Malaysia Housing Sector Health Assessment
THE Malaysian housing market is languishing after booming in 2010-2015. Although house prices have continued to rise since 2015, a gradual slowing of the pace prevailed throughout the 2015-2020 period. This was partly attributed to the implementation of various cooling measures to curb speculation since 2014, as well as the global economic slowdown that began in early 2018 due to trade tensions between the United States and China. , followed by the pandemic-induced recession in early 2020.
Additionally, the country’s housing market has been marred by persistent issues such as excess inventory in progress, rising cost of doing business, declining household affordability, rising household debt, the tightening of credit standards which seriously affected buying sentiment; and, therefore, contribute to a market slowdown.

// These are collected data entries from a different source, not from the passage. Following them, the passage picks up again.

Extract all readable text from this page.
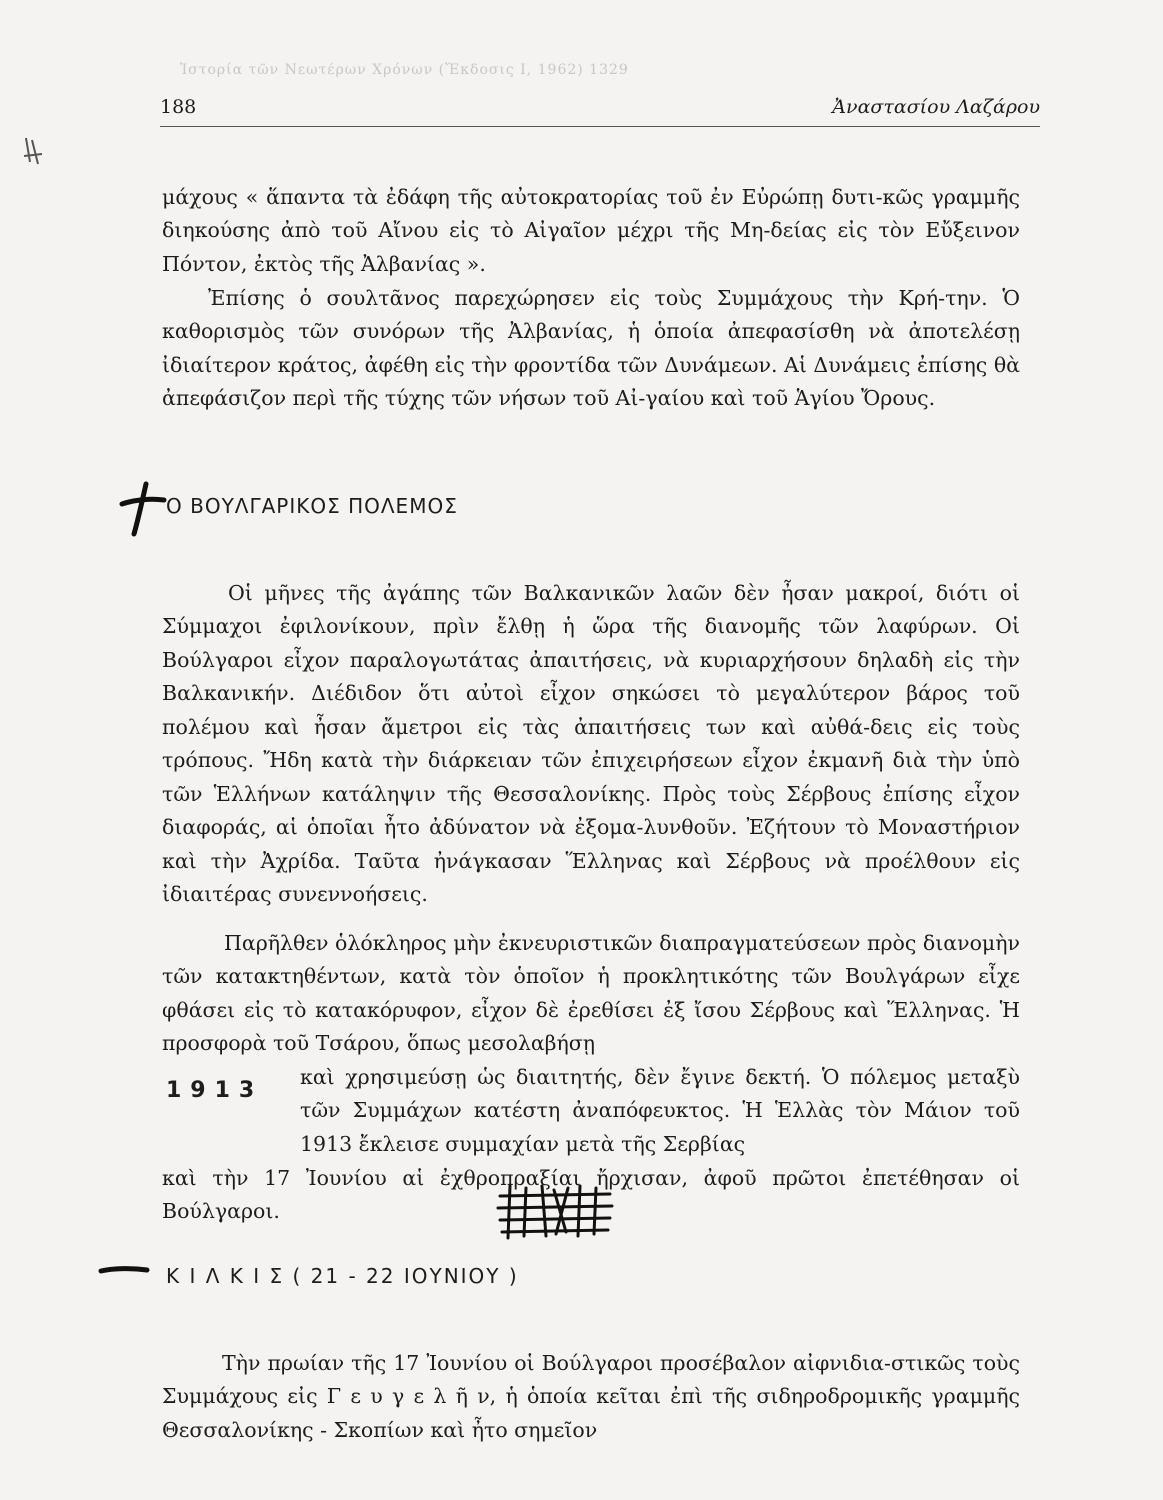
Ἱστορία τῶν Νεωτέρων Χρόνων (Ἔκδοσις Ι, 1962) 1329
188	Ἀναστασίου Λαζάρου

μάχους « ἅπαντα τὰ ἐδάφη τῆς αὐτοκρατορίας τοῦ ἐν Εὐρώπῃ δυτι-κῶς γραμμῆς διηκούσης ἀπὸ τοῦ Αἴνου εἰς τὸ Αἰγαῖον μέχρι τῆς Μη-δείας εἰς τὸν Εὔξεινον Πόντον, ἐκτὸς τῆς Ἀλβανίας ».

Ἐπίσης ὁ σουλτᾶνος παρεχώρησεν εἰς τοὺς Συμμάχους τὴν Κρή-την. Ὁ καθορισμὸς τῶν συνόρων τῆς Ἀλβανίας, ἡ ὁποία ἀπεφασίσθη νὰ ἀποτελέσῃ ἰδιαίτερον κράτος, ἀφέθη εἰς τὴν φροντίδα τῶν Δυνάμεων. Αἱ Δυνάμεις ἐπίσης θὰ ἀπεφάσιζον περὶ τῆς τύχης τῶν νήσων τοῦ Αἰ-γαίου καὶ τοῦ Ἁγίου Ὄρους.

Ο ΒΟΥΛΓΑΡΙΚΟΣ ΠΟΛΕΜΟΣ

Οἱ μῆνες τῆς ἀγάπης τῶν Βαλκανικῶν λαῶν δὲν ἦσαν μακροί, διότι οἱ Σύμμαχοι ἐφιλονίκουν, πρὶν ἔλθῃ ἡ ὥρα τῆς διανομῆς τῶν λαφύρων. Οἱ Βούλγαροι εἶχον παραλογωτάτας ἀπαιτήσεις, νὰ κυριαρχήσουν δηλαδὴ εἰς τὴν Βαλκανικήν. Διέδιδον ὅτι αὐτοὶ εἶχον σηκώσει τὸ μεγαλύτερον βάρος τοῦ πολέμου καὶ ἦσαν ἄμετροι εἰς τὰς ἀπαιτήσεις των καὶ αὐθά-δεις εἰς τοὺς τρόπους. Ἤδη κατὰ τὴν διάρκειαν τῶν ἐπιχειρήσεων εἶχον ἐκμανῆ διὰ τὴν ὑπὸ τῶν Ἑλλήνων κατάληψιν τῆς Θεσσαλονίκης. Πρὸς τοὺς Σέρβους ἐπίσης εἶχον διαφοράς, αἱ ὁποῖαι ἦτο ἀδύνατον νὰ ἐξομα-λυνθοῦν. Ἐζήτουν τὸ Μοναστήριον καὶ τὴν Ἀχρίδα. Ταῦτα ἠνάγκασαν Ἕλληνας καὶ Σέρβους νὰ προέλθουν εἰς ἰδιαιτέρας συνεννοήσεις.

Παρῆλθεν ὁλόκληρος μὴν ἐκνευριστικῶν διαπραγματεύσεων πρὸς διανομὴν τῶν κατακτηθέντων, κατὰ τὸν ὁποῖον ἡ προκλητικότης τῶν Βουλγάρων εἶχε φθάσει εἰς τὸ κατακόρυφον, εἶχον δὲ ἐρεθίσει ἐξ ἴσου Σέρβους καὶ Ἕλληνας. Ἡ προσφορὰ τοῦ Τσάρου, ὅπως μεσολαβήσῃ

1913

καὶ χρησιμεύσῃ ὡς διαιτητής, δὲν ἔγινε δεκτή. Ὁ πόλεμος μεταξὺ τῶν Συμμάχων κατέστη ἀναπόφευκτος. Ἡ Ἑλλὰς τὸν Μάιον τοῦ 1913 ἔκλεισε συμμαχίαν μετὰ τῆς Σερβίας

καὶ τὴν 17 Ἰουνίου αἱ ἐχθροπραξίαι ἤρχισαν, ἀφοῦ πρῶτοι ἐπετέθησαν οἱ Βούλγαροι.

Κ Ι Λ Κ Ι Σ ( 21 - 22 ΙΟΥΝΙΟΥ )

Τὴν πρωίαν τῆς 17 Ἰουνίου οἱ Βούλγαροι προσέβαλον αἰφνιδια-στικῶς τοὺς Συμμάχους εἰς Γ ε υ γ ε λ ῆ ν, ἡ ὁποία κεῖται ἐπὶ τῆς σιδηροδρομικῆς γραμμῆς Θεσσαλονίκης - Σκοπίων καὶ ἦτο σημεῖον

That said, the country’s housing market is not yet at the high-risk, low-reward proposition; not even at the risk of a bubble against the 10 most valuable real estate markets in the world. Indeed, with a real estate ratio as a multiple of GDP of 2.19 – a similar indicator to the price/earnings (P/E) ratio of a particular stock, which gives investors an idea of the potential future return over the long term. run – the size of the country’s real estate market is considered moderate and quite manageable. Moreover, despite high household debt to GDP (73.4% in June 2021), Malaysian households are generally relatively less exposed to the real estate sector; given that the country’s household housing stock in multiples of GDP is on the lower end (1.4) compared to other countries (see the table).
While this should signify a positive growth condition for the housing market, real estate developers may find it difficult to maintain consistent expansion due to current challenges in local and global economies. More importantly, the country’s major real estate markets like Penang, Kuala Lumpur, Johor and Selangor have started to show an inflection point in growth, where the high growth phase characterized by the instinct for speculation and rapid expansion of investment volume is becoming less and less widespread. in these markets. Rather, these markets are driven by these rational demands emphasizing self-staying and self-occupying, lifestyle and upgrading, and higher quality consumption.

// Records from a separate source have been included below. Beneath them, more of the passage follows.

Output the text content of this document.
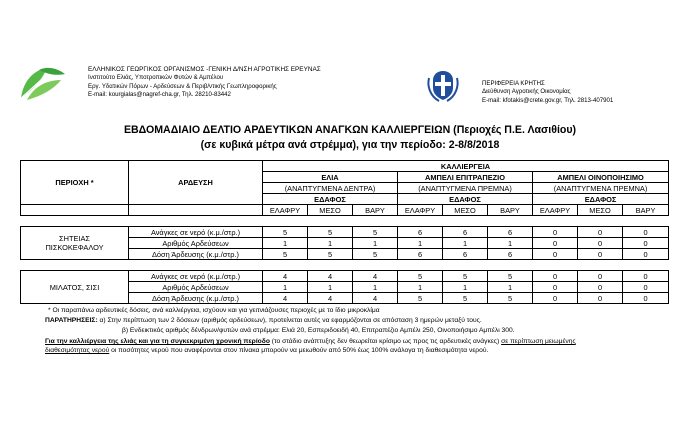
ΕΛΛΗΝΙΚΟΣ ΓΕΩΡΓΙΚΟΣ ΟΡΓΑΝΙΣΜΟΣ -ΓΕΝΙΚΗ Δ/ΝΣΗ ΑΓΡΟΤΙΚΗΣ ΕΡΕΥΝΑΣ
Ινστιτούτο Ελιάς, Υποτροπικών Φυτών & Αμπέλου
Εργ. Υδατικών Πόρων - Αρδεύσεων & Περιβ/ντικής Γεωπληροφορικής
E-mail: kourgialas@nagref-cha.gr, Τηλ. 28210-83442
ΠΕΡΙΦΕΡΕΙΑ ΚΡΗΤΗΣ
Διεύθυνση Αγροτικής Οικονομίας
E-mail: kfotakis@crete.gov.gr, Τηλ. 2813-407901
ΕΒΔΟΜΑΔΙΑΙΟ ΔΕΛΤΙΟ ΑΡΔΕΥΤΙΚΩΝ ΑΝΑΓΚΩΝ ΚΑΛΛΙΕΡΓΕΙΩΝ (Περιοχές Π.Ε. Λασιθίου)
(σε κυβικά μέτρα ανά στρέμμα), για την περίοδο: 2-8/8/2018
ΠΕΡΙΟΧΗ *	ΑΡΔΕΥΣΗ	ΚΑΛΛΙΕΡΓΕΙΑ								
		ΕΛΙΑ			ΑΜΠΕΛΙ ΕΠΙΤΡΑΠΕΖΙΟ			ΑΜΠΕΛΙ ΟΙΝΟΠΟΙΗΣΙΜΟ		
		(ΑΝΑΠΤΥΓΜΕΝΑ ΔΕΝΤΡΑ)			(ΑΝΑΠΤΥΓΜΕΝΑ ΠΡΕΜΝΑ)			(ΑΝΑΠΤΥΓΜΕΝΑ ΠΡΕΜΝΑ)		
		ΕΔΑΦΟΣ			ΕΔΑΦΟΣ			ΕΔΑΦΟΣ		
		ΕΛΑΦΡΥ	ΜΕΣΟ	ΒΑΡΥ	ΕΛΑΦΡΥ	ΜΕΣΟ	ΒΑΡΥ	ΕΛΑΦΡΥ	ΜΕΣΟ	ΒΑΡΥ

ΣΗΤΕΙΑΣ
ΠΙΣΚΟΚΕΦΑΛΟΥ	Ανάγκες σε νερό (κ.μ./στρ.)	5	5	5	6	6	6	0	0	0
	Αριθμός Αρδεύσεων	1	1	1	1	1	1	0	0	0
	Δόση Άρδευσης (κ.μ./στρ.)	5	5	5	6	6	6	0	0	0

ΜΙΛΑΤΟΣ, ΣΙΣΙ	Ανάγκες σε νερό (κ.μ./στρ.)	4	4	4	5	5	5	0	0	0
	Αριθμός Αρδεύσεων	1	1	1	1	1	1	0	0	0
	Δόση Άρδευσης (κ.μ./στρ.)	4	4	4	5	5	5	0	0	0
* Οι παραπάνω αρδευτικές δόσεις, ανά καλλιέργεια, ισχύουν και για γειτνιάζουσες περιοχές με το ίδιο μικροκλίμα
ΠΑΡΑΤΗΡΗΣΕΙΣ: α) Στην περίπτωση των 2 δόσεων (αριθμός αρδεύσεων), προτείνεται αυτές να εφαρμόζονται σε απόσταση 3 ημερών μεταξύ τους.
β) Ενδεικτικός αριθμός δένδρων/φυτών ανά στρέμμα: Ελιά 20, Εσπεριδοειδή 40, Επιτραπέζιο Αμπέλι 250, Οινοποιήσιμο Αμπέλι 300.
Για την καλλιέργεια της ελιάς και για τη συγκεκριμένη χρονική περίοδο (το στάδιο ανάπτυξης δεν θεωρείται κρίσιμο ως προς τις αρδευτικές ανάγκες) σε περίπτωση μειωμένης
διαθεσιμότητας νερού οι ποσότητες νερού που αναφέρονται στον πίνακα μπορούν να μειωθούν από 50% έως 100% ανάλογα τη διαθεσιμότητα νερού.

As with the rest of the markets where the supply is still lower than the demand, the market expansion in volume is expected to continue due to the intensification of the urban agglomeration process, the increase in household incomes and the decreasing household size. In this sense, investors interested in the Malaysian real estate market should be sensitive to such domain differentiation in each individual local market, in order to establish a long-term productive real estate investment strategy and management mechanism.
Rationally, the downsides are limited and the current valuation of the Malaysian real estate market is favorable for long-term investment, given that the fundamentals of the housing market remain intact, due to the continued economic growth, the increase in the population, growing demand for better quality of life and improved infrastructure.